[Phases of Faith by Francis William Newman]@TWC D-Link book
Phases of Faith

CHAPTER VI
17/33

"Doctrines" are either spiritual truths, or are statements of external history.

Of the former we may have an inward witness;--that is their proper evidence;--but the latter must depend upon adequate testimony and various kinds of criticism.
How quickly might I have come to my conclusion,--how much weary thought and useless labour might I have spared,--if at an earlier time this simple truth had been pressed upon me, that since the religious faculties of the poor and half-educated cannot investigate Historical and Literary questions, _therefore_ these questions cannot constitute an essential part of Religion .-- But perhaps I could not have gained this result by any abstract act of thought, from want of freedom to think: and there are advantages also in expanding slowly under great pressure, if one _can_ expand, and is not crushed by it.
I felt no convulsion of mind, no emptiness of soul, no inward practical change: but I knew that it would be said, this was only because the force of the old influence was as yet unspent, and that a gradual declension in the vitality of my religion must ensue.

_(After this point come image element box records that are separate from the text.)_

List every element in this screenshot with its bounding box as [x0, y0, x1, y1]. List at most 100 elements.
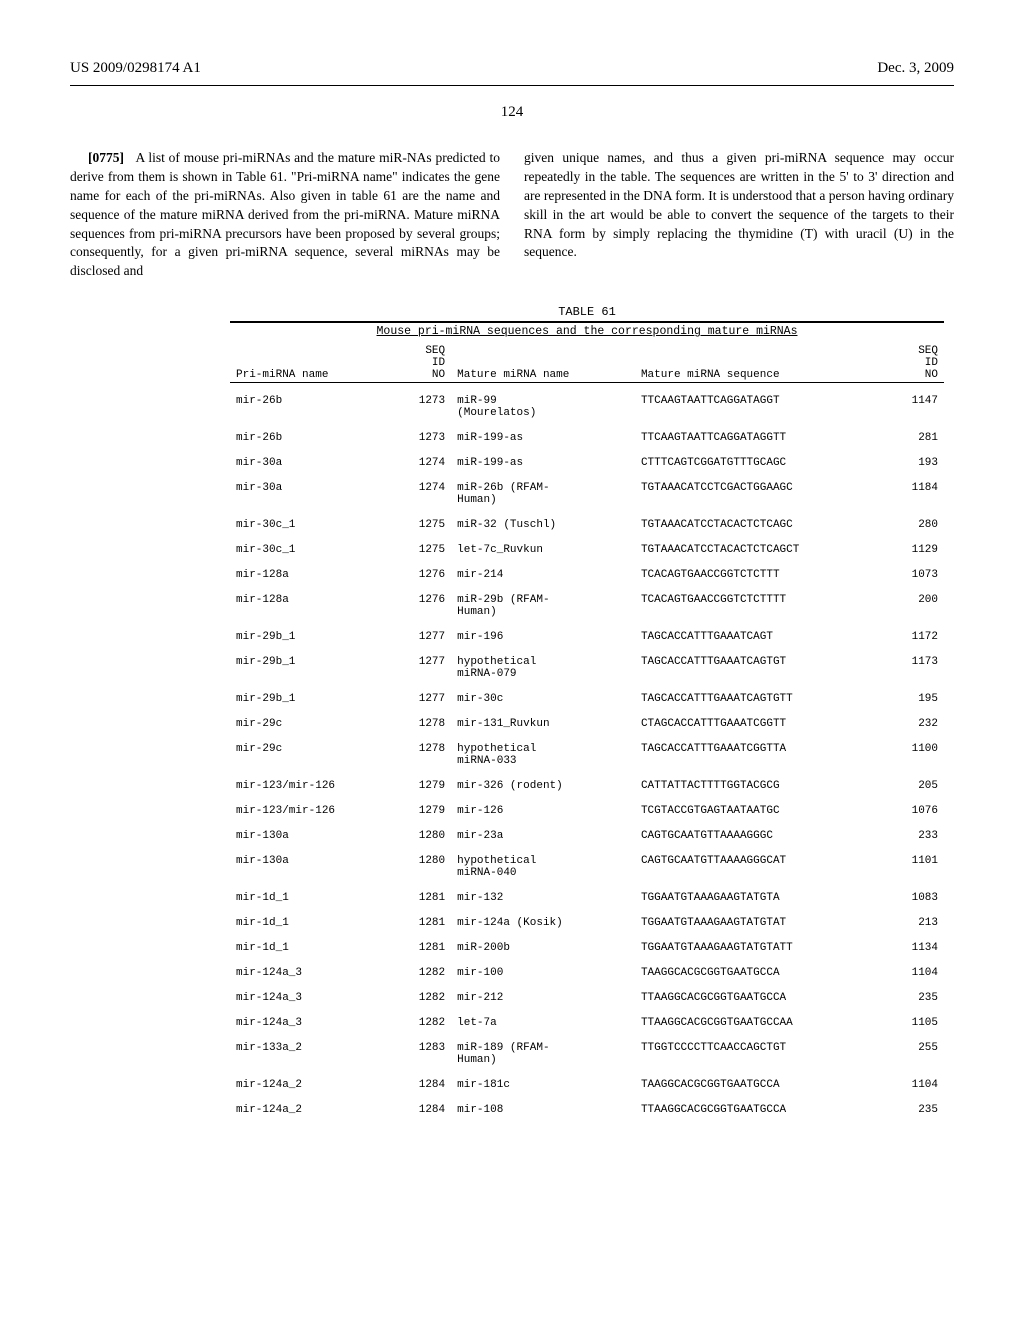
- cell-matseq: TGTAAACATCCTACACTCTCAGC: [635, 507, 887, 532]
- cell-matseq: TTCAAGTAATTCAGGATAGGTT: [635, 420, 887, 445]
- table-row: mir-124a_21284mir-108TTAAGGCACGCGGTGAATG…: [230, 1092, 944, 1117]
- cell-matseq: TAGCACCATTTGAAATCAGTGTT: [635, 681, 887, 706]
- cell-pri: mir-29b_1: [230, 619, 394, 644]
- cell-seq1: 1275: [394, 507, 451, 532]
- table-row: mir-124a_31282mir-100TAAGGCACGCGGTGAATGC…: [230, 955, 944, 980]
- cell-matseq: CTTTCAGTCGGATGTTTGCAGC: [635, 445, 887, 470]
- cell-pri: mir-130a: [230, 843, 394, 880]
- cell-seq2: 1083: [887, 880, 944, 905]
- cell-pri: mir-133a_2: [230, 1030, 394, 1067]
- cell-matseq: TTAAGGCACGCGGTGAATGCCA: [635, 1092, 887, 1117]
- cell-mature: mir-30c: [451, 681, 635, 706]
- cell-matseq: TTAAGGCACGCGGTGAATGCCAA: [635, 1005, 887, 1030]
- cell-pri: mir-124a_3: [230, 980, 394, 1005]
- cell-pri: mir-123/mir-126: [230, 768, 394, 793]
- col-header-matseq: Mature miRNA sequence: [635, 344, 887, 383]
- col-header-seq2: SEQ ID NO: [887, 344, 944, 383]
- cell-seq1: 1274: [394, 445, 451, 470]
- cell-mature: mir-196: [451, 619, 635, 644]
- cell-pri: mir-124a_3: [230, 1005, 394, 1030]
- cell-mature: miR-32 (Tuschl): [451, 507, 635, 532]
- cell-pri: mir-128a: [230, 557, 394, 582]
- cell-seq1: 1283: [394, 1030, 451, 1067]
- table-header-row: Pri-miRNA name SEQ ID NO Mature miRNA na…: [230, 344, 944, 383]
- cell-seq2: 233: [887, 818, 944, 843]
- cell-seq1: 1281: [394, 930, 451, 955]
- cell-mature: hypothetical miRNA-040: [451, 843, 635, 880]
- cell-mature: miR-99 (Mourelatos): [451, 383, 635, 421]
- cell-matseq: TAAGGCACGCGGTGAATGCCA: [635, 1067, 887, 1092]
- cell-mature: hypothetical miRNA-079: [451, 644, 635, 681]
- cell-seq1: 1276: [394, 557, 451, 582]
- cell-seq1: 1282: [394, 955, 451, 980]
- cell-seq1: 1278: [394, 731, 451, 768]
- paragraph-right-text: given unique names, and thus a given pri…: [524, 149, 954, 262]
- cell-seq2: 1147: [887, 383, 944, 421]
- cell-seq2: 1104: [887, 1067, 944, 1092]
- cell-pri: mir-30a: [230, 470, 394, 507]
- cell-pri: mir-1d_1: [230, 930, 394, 955]
- table-row: mir-1d_11281mir-124a (Kosik)TGGAATGTAAAG…: [230, 905, 944, 930]
- cell-pri: mir-124a_3: [230, 955, 394, 980]
- cell-seq1: 1275: [394, 532, 451, 557]
- table-row: mir-123/mir-1261279mir-326 (rodent)CATTA…: [230, 768, 944, 793]
- table-row: mir-124a_31282let-7aTTAAGGCACGCGGTGAATGC…: [230, 1005, 944, 1030]
- cell-seq2: 1104: [887, 955, 944, 980]
- cell-pri: mir-29c: [230, 731, 394, 768]
- cell-mature: mir-100: [451, 955, 635, 980]
- publication-date: Dec. 3, 2009: [877, 60, 954, 77]
- cell-seq1: 1274: [394, 470, 451, 507]
- cell-matseq: CATTATTACTTTTGGTACGCG: [635, 768, 887, 793]
- cell-seq2: 1073: [887, 557, 944, 582]
- cell-seq2: 1172: [887, 619, 944, 644]
- col-header-pri: Pri-miRNA name: [230, 344, 394, 383]
- cell-matseq: TAGCACCATTTGAAATCAGT: [635, 619, 887, 644]
- cell-matseq: TTGGTCCCCTTCAACCAGCTGT: [635, 1030, 887, 1067]
- cell-mature: mir-23a: [451, 818, 635, 843]
- cell-matseq: TGGAATGTAAAGAAGTATGTATT: [635, 930, 887, 955]
- cell-seq1: 1284: [394, 1067, 451, 1092]
- cell-matseq: TAGCACCATTTGAAATCAGTGT: [635, 644, 887, 681]
- cell-mature: mir-212: [451, 980, 635, 1005]
- table-61: TABLE 61 Mouse pri-miRNA sequences and t…: [230, 305, 944, 1117]
- cell-seq1: 1281: [394, 880, 451, 905]
- cell-pri: mir-124a_2: [230, 1092, 394, 1117]
- cell-pri: mir-29b_1: [230, 681, 394, 706]
- cell-pri: mir-1d_1: [230, 905, 394, 930]
- cell-pri: mir-29b_1: [230, 644, 394, 681]
- table-row: mir-30c_11275let-7c_RuvkunTGTAAACATCCTAC…: [230, 532, 944, 557]
- cell-pri: mir-29c: [230, 706, 394, 731]
- page-number: 124: [70, 104, 954, 121]
- cell-mature: miR-26b (RFAM- Human): [451, 470, 635, 507]
- right-column: given unique names, and thus a given pri…: [524, 149, 954, 281]
- paragraph-left-text: A list of mouse pri-miRNAs and the matur…: [70, 150, 500, 278]
- table-row: mir-26b1273miR-99 (Mourelatos)TTCAAGTAAT…: [230, 383, 944, 421]
- body-text-columns: [0775] A list of mouse pri-miRNAs and th…: [70, 149, 954, 281]
- cell-pri: mir-123/mir-126: [230, 793, 394, 818]
- table-row: mir-1d_11281mir-132TGGAATGTAAAGAAGTATGTA…: [230, 880, 944, 905]
- cell-seq2: 1100: [887, 731, 944, 768]
- cell-seq1: 1278: [394, 706, 451, 731]
- cell-pri: mir-1d_1: [230, 880, 394, 905]
- cell-pri: mir-130a: [230, 818, 394, 843]
- cell-seq1: 1277: [394, 681, 451, 706]
- cell-pri: mir-128a: [230, 582, 394, 619]
- cell-mature: mir-326 (rodent): [451, 768, 635, 793]
- page-header: US 2009/0298174 A1 Dec. 3, 2009: [70, 60, 954, 77]
- cell-mature: mir-108: [451, 1092, 635, 1117]
- table-row: mir-26b1273miR-199-asTTCAAGTAATTCAGGATAG…: [230, 420, 944, 445]
- table-row: mir-130a1280hypothetical miRNA-040CAGTGC…: [230, 843, 944, 880]
- cell-seq1: 1277: [394, 619, 451, 644]
- cell-matseq: TCACAGTGAACCGGTCTCTTTT: [635, 582, 887, 619]
- cell-matseq: TTCAAGTAATTCAGGATAGGT: [635, 383, 887, 421]
- cell-mature: mir-126: [451, 793, 635, 818]
- cell-seq2: 232: [887, 706, 944, 731]
- paragraph-0775: [0775] A list of mouse pri-miRNAs and th…: [70, 149, 500, 281]
- cell-seq1: 1280: [394, 843, 451, 880]
- cell-seq2: 1184: [887, 470, 944, 507]
- cell-mature: let-7c_Ruvkun: [451, 532, 635, 557]
- cell-seq1: 1280: [394, 818, 451, 843]
- cell-seq2: 281: [887, 420, 944, 445]
- cell-seq1: 1273: [394, 383, 451, 421]
- table-row: mir-1d_11281miR-200bTGGAATGTAAAGAAGTATGT…: [230, 930, 944, 955]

More than eight years have since past, and I feel I have now a right to contradict that statement.

To any "Evangelical" I have a right to say, that while he has a _single_, I have a _double_ experience; and I know, that the spiritual fruits which he values, have no connection whatever with the complicated and elaborate creed, which his school imagines, and I once imagined, to be the roots out of which they are fed.

That they depend directly on _the heart's belief in the sympathy of God with individual man_,[7] I am well assured: but that doctrine does not rest upon the Bible or upon Christianity; for it is a postulate, from which every Christian advocate is forced to start.